51 pages - You are on Page 47
Chorus: Lo! e'en now our prince is being carried on a bier from Delphi's
land unto his home. Woe for him and his sad fate, and woe for thee,
old sire! for this is not the welcome thou wouldst give Achilles'
son, the lion's whelp; thyself too by this sad mischance dost share
his evil lot.
Peleus: Ah! woe is me! here is a sad sight for me to see and take
unto my halls! Ah me! ah me! I am undone, thou city of Thessaly! My
line now ends; I have no children left me in my home. Oh! the sorrows
seem born to endure! What friend can I look to for relief? Ah, dear
lips, and cheeks, and hands! Would thy destiny had slain the 'neath
Ilium's walls beside the banks of Simois!

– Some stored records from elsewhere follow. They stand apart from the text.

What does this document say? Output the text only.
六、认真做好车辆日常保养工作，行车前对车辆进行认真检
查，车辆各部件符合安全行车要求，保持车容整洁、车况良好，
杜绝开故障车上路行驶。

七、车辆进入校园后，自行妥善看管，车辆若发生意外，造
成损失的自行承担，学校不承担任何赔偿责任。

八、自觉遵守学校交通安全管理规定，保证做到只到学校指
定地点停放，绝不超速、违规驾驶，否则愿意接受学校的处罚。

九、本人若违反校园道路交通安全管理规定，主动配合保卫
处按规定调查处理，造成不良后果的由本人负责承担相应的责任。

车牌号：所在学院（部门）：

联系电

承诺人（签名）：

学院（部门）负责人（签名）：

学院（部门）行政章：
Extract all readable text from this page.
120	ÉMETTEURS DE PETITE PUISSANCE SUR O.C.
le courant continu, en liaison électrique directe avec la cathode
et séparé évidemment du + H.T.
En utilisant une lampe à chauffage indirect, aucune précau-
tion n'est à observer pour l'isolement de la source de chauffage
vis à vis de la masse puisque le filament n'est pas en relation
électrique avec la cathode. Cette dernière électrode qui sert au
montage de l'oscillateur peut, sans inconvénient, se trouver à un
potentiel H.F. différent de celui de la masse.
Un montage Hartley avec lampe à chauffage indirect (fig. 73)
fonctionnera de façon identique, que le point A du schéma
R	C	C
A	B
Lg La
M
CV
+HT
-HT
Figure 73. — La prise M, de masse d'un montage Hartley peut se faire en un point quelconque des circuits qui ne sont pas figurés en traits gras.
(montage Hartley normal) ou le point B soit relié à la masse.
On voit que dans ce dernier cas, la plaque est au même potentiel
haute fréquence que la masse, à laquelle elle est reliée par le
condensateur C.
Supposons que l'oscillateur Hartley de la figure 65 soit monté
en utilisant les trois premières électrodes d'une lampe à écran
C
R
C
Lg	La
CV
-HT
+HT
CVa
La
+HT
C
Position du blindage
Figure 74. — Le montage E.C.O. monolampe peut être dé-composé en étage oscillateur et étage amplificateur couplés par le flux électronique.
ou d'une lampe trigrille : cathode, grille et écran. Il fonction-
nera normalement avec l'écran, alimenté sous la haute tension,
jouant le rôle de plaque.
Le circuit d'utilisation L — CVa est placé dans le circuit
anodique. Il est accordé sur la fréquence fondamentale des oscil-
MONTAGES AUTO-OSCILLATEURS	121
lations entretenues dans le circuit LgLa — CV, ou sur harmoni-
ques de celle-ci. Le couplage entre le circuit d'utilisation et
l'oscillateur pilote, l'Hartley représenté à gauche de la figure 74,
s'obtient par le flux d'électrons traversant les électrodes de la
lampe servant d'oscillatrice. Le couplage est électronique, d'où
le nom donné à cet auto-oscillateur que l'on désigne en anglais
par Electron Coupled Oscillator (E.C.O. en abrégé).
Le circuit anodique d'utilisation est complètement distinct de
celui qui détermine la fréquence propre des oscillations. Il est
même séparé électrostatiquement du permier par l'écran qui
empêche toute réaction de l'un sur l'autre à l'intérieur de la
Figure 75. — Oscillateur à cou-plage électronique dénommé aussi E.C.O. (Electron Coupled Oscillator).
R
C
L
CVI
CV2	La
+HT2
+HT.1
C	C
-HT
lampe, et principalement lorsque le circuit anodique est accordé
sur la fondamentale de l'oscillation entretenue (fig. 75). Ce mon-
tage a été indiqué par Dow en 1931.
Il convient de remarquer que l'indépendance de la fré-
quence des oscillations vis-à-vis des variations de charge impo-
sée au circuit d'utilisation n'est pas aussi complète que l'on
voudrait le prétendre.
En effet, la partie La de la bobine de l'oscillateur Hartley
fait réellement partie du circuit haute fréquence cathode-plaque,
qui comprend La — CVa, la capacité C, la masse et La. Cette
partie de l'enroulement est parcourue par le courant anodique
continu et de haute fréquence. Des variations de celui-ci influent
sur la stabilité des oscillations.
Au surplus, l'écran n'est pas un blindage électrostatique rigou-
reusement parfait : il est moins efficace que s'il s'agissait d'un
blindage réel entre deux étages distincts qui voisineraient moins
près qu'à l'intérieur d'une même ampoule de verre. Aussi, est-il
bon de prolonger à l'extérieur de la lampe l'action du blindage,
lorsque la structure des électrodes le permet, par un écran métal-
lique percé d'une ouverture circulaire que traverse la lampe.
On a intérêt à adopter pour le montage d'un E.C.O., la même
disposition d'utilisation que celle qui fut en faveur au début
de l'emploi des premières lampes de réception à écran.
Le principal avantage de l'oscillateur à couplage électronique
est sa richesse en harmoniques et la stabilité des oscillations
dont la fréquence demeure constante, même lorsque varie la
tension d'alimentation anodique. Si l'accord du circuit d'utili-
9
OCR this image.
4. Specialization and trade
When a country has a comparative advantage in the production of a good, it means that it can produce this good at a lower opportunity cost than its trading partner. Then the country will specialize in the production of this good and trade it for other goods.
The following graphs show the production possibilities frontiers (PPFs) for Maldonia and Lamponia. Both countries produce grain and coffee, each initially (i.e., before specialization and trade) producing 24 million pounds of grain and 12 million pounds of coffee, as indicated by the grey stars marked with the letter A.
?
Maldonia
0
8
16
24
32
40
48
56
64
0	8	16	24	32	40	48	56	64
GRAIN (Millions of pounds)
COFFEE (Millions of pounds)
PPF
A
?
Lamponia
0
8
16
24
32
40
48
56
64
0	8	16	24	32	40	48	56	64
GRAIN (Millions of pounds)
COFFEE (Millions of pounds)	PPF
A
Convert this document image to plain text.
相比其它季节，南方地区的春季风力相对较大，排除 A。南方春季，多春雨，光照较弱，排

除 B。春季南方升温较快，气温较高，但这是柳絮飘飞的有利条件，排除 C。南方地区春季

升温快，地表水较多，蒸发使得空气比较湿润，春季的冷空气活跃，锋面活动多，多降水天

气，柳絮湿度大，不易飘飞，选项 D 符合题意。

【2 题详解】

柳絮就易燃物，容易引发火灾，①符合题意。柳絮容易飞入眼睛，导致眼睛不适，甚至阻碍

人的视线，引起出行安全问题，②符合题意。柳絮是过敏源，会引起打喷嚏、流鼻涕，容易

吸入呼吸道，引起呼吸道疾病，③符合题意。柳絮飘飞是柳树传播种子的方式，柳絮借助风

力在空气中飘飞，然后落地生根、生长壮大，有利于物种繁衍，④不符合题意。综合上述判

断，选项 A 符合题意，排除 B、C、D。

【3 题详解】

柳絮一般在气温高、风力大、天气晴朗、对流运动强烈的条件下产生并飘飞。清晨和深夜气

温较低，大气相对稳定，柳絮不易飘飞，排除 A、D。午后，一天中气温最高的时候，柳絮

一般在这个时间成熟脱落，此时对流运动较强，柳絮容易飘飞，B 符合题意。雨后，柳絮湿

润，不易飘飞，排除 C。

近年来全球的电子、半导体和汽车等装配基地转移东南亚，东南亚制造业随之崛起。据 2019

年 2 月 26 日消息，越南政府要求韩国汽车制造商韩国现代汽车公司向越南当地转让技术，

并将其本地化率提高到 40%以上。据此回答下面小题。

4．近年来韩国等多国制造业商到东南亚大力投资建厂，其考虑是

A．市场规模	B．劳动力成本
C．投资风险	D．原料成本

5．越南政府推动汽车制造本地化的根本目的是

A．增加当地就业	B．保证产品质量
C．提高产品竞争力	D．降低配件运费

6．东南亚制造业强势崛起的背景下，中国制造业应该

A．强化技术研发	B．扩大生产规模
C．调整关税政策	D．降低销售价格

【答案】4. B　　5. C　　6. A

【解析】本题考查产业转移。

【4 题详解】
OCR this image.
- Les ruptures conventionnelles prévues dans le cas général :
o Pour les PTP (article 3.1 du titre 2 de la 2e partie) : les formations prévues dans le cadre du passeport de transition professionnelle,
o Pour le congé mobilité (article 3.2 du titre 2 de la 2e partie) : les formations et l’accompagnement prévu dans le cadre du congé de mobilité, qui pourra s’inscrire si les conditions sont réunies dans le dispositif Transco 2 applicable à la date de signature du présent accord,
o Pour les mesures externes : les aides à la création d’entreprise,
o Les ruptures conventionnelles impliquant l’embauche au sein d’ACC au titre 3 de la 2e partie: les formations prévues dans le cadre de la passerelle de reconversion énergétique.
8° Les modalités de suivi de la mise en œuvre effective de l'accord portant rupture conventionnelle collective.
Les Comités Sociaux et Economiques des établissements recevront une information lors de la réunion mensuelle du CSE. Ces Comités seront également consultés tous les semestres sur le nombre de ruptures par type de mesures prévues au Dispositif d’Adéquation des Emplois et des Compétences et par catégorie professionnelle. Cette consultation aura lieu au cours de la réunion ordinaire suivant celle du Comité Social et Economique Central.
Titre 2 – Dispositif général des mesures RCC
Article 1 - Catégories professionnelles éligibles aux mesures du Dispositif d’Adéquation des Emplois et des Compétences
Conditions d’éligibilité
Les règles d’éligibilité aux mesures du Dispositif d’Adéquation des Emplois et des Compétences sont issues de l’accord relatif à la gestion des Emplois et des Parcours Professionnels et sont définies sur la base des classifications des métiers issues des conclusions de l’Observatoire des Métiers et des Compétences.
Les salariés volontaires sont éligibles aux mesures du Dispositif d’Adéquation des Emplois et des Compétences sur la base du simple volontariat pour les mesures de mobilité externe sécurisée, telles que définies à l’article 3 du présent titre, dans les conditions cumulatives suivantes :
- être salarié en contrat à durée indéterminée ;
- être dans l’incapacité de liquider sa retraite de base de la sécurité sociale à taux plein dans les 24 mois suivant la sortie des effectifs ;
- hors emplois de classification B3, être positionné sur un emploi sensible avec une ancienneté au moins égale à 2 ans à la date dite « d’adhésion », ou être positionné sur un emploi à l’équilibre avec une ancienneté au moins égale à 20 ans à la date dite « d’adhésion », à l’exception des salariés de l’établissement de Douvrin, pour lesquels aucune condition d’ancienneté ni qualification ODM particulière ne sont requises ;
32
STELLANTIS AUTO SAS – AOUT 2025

Chorus: Had he so died, my aged lord, he had won him honour thereby,
and thine had been the happier lot.
Peleus: O marriage, marriage, woe to thee! thou bane of my home, thou
destroyer of my city! Ah my child, my boy, would that the honour of
wedding thee, fraught with evil as it was to my children and house,
had not thrown o'er thee, my son, Hermione's deadly net! that the
thunderbolt had slain her sooner! and that thou, rash mortal, hadst
never charged the great god Phoebus with aiming that murderous shaft
that spilt thy hero-father's blood!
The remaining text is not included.